Spaß an der Praxis

HASBORN/GROSSLITTGEN. Den Stukkateur-Beruf hat Carmen Böhnke von ihrem Vater übernommen. Die Entscheidung, die Meisterprüfung zu absolvieren und einen eigenen Betrieb zu gründen, fiel da schon wesentlich schwerer.

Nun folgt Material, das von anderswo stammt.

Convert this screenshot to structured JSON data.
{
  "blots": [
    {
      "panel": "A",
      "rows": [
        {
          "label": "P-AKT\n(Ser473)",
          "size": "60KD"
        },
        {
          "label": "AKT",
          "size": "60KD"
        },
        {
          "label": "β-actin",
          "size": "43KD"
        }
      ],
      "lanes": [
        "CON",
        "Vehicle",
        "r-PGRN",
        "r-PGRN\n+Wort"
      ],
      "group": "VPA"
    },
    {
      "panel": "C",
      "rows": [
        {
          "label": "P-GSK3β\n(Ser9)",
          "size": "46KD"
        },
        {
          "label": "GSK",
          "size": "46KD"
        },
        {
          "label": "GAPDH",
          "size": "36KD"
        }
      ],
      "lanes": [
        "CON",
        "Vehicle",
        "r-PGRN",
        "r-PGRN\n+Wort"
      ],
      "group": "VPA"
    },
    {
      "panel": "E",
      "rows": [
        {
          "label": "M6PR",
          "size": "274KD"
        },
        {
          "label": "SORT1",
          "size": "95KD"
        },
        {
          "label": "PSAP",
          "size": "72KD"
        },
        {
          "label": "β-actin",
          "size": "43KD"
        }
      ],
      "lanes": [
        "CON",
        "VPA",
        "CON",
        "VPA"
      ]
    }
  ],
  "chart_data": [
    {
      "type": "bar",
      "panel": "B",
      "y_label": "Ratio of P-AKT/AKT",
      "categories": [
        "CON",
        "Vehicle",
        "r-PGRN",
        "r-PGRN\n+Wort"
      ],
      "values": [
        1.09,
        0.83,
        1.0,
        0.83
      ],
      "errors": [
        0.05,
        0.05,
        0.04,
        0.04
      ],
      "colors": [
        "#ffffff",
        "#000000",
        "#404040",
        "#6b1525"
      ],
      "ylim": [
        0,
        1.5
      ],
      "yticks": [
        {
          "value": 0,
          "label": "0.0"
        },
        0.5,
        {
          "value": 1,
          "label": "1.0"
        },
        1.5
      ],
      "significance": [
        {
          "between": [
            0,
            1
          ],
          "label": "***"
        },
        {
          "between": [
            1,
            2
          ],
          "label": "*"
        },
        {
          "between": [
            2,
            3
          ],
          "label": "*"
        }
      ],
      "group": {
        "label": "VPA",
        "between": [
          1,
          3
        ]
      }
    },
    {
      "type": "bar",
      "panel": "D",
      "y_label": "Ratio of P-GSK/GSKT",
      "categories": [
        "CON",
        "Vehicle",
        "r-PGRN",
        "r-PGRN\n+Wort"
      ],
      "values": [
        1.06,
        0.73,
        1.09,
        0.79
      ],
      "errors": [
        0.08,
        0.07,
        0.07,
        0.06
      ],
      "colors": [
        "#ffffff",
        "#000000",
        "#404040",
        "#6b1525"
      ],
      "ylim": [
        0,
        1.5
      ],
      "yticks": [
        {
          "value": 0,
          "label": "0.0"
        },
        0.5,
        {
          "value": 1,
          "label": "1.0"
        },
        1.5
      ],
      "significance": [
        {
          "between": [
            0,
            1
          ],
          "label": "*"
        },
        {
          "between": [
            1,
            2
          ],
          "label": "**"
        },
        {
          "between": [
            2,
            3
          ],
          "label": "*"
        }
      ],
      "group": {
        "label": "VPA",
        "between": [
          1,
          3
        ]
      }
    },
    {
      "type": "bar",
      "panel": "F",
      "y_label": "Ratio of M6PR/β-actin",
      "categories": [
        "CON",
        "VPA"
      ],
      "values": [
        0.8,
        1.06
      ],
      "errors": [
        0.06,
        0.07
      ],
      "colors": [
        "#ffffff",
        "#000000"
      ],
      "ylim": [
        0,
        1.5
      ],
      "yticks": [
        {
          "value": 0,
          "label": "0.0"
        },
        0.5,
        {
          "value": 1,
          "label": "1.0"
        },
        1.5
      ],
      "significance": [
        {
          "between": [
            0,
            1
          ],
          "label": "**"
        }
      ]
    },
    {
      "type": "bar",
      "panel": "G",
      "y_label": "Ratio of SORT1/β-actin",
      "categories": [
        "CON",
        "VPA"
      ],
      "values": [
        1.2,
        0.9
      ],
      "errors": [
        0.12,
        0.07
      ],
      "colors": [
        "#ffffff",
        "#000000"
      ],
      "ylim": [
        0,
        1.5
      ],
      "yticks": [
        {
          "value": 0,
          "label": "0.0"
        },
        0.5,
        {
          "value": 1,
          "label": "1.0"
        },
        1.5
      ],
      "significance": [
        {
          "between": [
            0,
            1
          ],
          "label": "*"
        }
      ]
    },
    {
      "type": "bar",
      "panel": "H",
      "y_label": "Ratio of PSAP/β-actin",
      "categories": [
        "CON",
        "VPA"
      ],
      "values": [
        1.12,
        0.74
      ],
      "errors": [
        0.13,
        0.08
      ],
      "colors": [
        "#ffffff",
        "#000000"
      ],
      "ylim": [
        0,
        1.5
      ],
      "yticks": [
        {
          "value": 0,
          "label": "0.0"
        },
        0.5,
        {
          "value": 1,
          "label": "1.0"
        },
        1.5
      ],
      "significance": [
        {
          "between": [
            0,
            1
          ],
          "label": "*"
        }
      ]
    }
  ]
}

"Na, ziemlich dünn angerührt", sagt Carmen Böhnke zu ihrem Mitarbeiter an der Baustelle in Hasborn. Tatsächlich ist der Wasseranteil im Putz, den der junge Mann außen am Neubau aufträgt, ziemlich hoch. Aber die 31-jährige Chefin sagt es nicht kritisch streng, sondern freundschaftlich. Sie gehört einfach dorthin und dazu. Kooperation ist schließlich alles. Für Carmen Böhnke war das anfangs nicht so einfach. Den Stukkateursberuf hat sie von ihrem Vater übernommen. Stukkateure waren früher für die schönen, hohen Decken in den Villen und Bürgerhäusern zuständig. Weil die nicht mehr gebaut werden, kümmern sie sich jetzt um Putz, Trockenbau und den kniffligen Bereich Wärmedämmung. Nach dem Abitur stand das Studium der Innenarchitektur für die junge Frau an. Aber dann habe sie sich doch fürs Geldverdienen entschieden, sagt Carmen Böhnke halb im Scherz. Und ernsthafter: "Ich möchte keine Theorie, sondern habe immer Spaß an der Praxis gehabt." Für Bürotätigkeiten sei sie einfach nicht geeignet. Das hat sie als Bauleiterin in einer größeren Firma erfahren müssen. Weibliche Stukateurinnen sind dünn gesät. Das hat übrigens mit körperlichen Belastungen wenig zu tun. In diesem Beruf sei nur selten Kraft gefordert, dafür aber viel Geschicklichkeit und vor allem bei der Wärmedämmung auch einiges Wissen, sagt Carmen Böhnke. Sie war in der Lehre, bei der Meisterprüfung vor sieben Jahren und auf der Baustelle die einzige Frau.Immer am Ball bleiben

Wie sich die Kollegen verhalten haben? Da stutzt sie einen Moment und sagt dann diplomatisch, die meisten habe sie sehr nett gefunden. Obwohl Männer mehr lästerten und sie manchmal richtig wütend gewesen sei. Zweifel an ihrem Beruf seien ihr aber nie gekommen. Nach der Meisterprüfung und nach dem Intermezzo als Bauleiterin hat sie im Jahr 2001 ihre eigene Firma gegründet. Damals war sie 28 Jahre alt. Die Kreisverwaltung in Wittlich unterstützte sie nachhaltig und öffnete Wege zu Darlehen und Fördergeldern. Von Anfang an war die Auftragslage für sie "sehr gut". Aber man müsse natürlich am Ball bleiben. Im Sommer hat ihr Arbeitstag darum 14 Stunden. Denn nach der Arbeit auf der Baustelle geht es weiter: Abrechnungen, Angebote, Telefonate. Frau sein in dieser Männergesellschaft? Eigentlich kein Problem. Das öffne manchmal auch Türen. Und mit ihren fünf Mitarbeitern komme sie sehr gut aus. Man sei ohnehin ein Team.